Dalle criticità alle opportunità
Il dato paradossale che emerge dall’analisi dell’ASviS – giovani italiane fortemente interessate al digitale ma con scarso accesso agli strumenti tecnologici – rappresenta al contempo una criticità e un’opportunità. Investire sulla formazione digitale femminile significherebbe non solo rispondere a un’esigenza di giustizia sociale, ma anche valorizzare un potenziale umano prezioso per lo sviluppo economico e l’innovazione del Paese.
Il ruolo delle aziende e delle Società Benefit come F.IRE
Le aziende, in particolare le Società Benefit come F.IRE, hanno un ruolo fondamentale nel promuovere un cambiamento culturale e strutturale. F.IRE si impegna concretamente per abbattere le barriere di genere nel settore tecnologico, sviluppando programmi specifici per incentivare la partecipazione femminile nel mondo ICT. Attraverso formazione continua, partnership e politiche inclusive, F.IRE lavora attivamente per valorizzare i talenti femminili e creare un ambiente lavorativo equo e stimolante.
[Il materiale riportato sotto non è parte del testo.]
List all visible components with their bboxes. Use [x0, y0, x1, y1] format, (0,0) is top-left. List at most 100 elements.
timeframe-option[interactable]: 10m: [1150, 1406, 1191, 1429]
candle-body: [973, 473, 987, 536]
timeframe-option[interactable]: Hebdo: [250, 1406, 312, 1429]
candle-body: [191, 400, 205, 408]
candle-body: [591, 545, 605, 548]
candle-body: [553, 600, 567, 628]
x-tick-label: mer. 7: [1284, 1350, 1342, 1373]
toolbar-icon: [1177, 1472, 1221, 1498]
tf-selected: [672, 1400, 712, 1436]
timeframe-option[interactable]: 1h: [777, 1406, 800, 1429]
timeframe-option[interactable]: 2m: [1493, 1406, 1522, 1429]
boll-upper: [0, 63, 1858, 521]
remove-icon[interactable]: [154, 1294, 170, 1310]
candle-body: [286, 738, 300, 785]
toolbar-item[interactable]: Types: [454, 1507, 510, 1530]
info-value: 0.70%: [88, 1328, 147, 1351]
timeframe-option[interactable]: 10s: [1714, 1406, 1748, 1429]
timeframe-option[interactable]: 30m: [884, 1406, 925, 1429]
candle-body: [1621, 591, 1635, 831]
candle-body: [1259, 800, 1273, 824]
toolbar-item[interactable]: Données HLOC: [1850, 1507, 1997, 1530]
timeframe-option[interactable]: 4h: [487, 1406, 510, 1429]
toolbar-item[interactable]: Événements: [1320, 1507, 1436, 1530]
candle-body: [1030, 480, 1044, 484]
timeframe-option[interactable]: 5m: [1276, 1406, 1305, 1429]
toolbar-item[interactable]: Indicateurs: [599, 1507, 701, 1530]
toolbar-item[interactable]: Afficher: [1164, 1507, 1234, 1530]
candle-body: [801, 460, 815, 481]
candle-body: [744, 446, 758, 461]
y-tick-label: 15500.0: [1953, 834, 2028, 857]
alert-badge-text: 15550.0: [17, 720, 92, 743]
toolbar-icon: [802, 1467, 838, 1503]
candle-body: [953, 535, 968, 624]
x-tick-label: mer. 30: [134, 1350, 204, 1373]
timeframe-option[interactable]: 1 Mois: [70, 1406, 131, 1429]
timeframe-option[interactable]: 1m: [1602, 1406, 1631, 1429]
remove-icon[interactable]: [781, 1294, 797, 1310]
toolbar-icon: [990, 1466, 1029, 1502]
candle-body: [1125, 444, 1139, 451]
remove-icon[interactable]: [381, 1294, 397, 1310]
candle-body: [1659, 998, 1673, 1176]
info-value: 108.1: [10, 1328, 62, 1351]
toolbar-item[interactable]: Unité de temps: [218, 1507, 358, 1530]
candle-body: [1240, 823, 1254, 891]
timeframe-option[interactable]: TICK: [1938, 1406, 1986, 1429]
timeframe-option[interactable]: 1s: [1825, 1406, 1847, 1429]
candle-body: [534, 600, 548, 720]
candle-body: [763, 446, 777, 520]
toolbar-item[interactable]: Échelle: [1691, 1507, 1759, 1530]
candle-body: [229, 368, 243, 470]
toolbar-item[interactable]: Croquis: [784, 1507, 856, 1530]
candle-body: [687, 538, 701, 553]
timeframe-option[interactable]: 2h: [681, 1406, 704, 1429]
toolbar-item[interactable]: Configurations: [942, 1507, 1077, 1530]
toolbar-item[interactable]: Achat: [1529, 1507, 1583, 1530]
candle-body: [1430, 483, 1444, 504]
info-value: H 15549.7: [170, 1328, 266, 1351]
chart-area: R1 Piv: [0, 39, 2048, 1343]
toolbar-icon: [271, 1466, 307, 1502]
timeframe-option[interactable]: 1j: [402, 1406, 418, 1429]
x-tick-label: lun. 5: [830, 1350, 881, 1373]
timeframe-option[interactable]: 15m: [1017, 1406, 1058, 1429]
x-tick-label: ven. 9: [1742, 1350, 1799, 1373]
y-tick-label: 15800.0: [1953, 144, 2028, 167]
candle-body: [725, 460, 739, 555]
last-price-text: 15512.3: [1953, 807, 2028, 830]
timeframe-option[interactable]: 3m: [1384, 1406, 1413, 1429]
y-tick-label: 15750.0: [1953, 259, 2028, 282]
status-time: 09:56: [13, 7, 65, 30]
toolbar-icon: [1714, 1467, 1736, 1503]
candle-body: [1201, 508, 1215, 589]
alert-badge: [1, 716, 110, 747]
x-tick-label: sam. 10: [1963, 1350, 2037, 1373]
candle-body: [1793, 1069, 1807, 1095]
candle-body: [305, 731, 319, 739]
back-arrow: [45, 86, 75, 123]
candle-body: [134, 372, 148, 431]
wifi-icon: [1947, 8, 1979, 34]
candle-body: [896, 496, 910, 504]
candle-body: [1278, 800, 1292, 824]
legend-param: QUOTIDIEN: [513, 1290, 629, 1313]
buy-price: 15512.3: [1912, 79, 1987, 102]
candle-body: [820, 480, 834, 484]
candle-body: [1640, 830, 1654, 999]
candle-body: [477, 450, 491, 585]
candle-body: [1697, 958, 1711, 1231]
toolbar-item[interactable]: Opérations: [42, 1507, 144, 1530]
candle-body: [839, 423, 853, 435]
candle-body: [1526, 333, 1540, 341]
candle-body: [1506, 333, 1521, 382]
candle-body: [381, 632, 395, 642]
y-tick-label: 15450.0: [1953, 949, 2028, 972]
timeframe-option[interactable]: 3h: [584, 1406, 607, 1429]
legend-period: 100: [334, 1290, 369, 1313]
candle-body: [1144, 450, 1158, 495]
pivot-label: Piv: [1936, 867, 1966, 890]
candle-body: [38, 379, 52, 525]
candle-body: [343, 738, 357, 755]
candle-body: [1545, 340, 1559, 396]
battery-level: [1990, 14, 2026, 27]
La diversità non è solo un valore etico ma anche un vantaggio competitivo in termini di innovazione e crescita aziendale. È fondamentale l’impegno continuativo e strutturato per superare queste barriere. La creazione di percorsi di carriera trasparenti e meritocratici rappresentano strategie essenziali per costruire un futuro più inclusivo e paritario.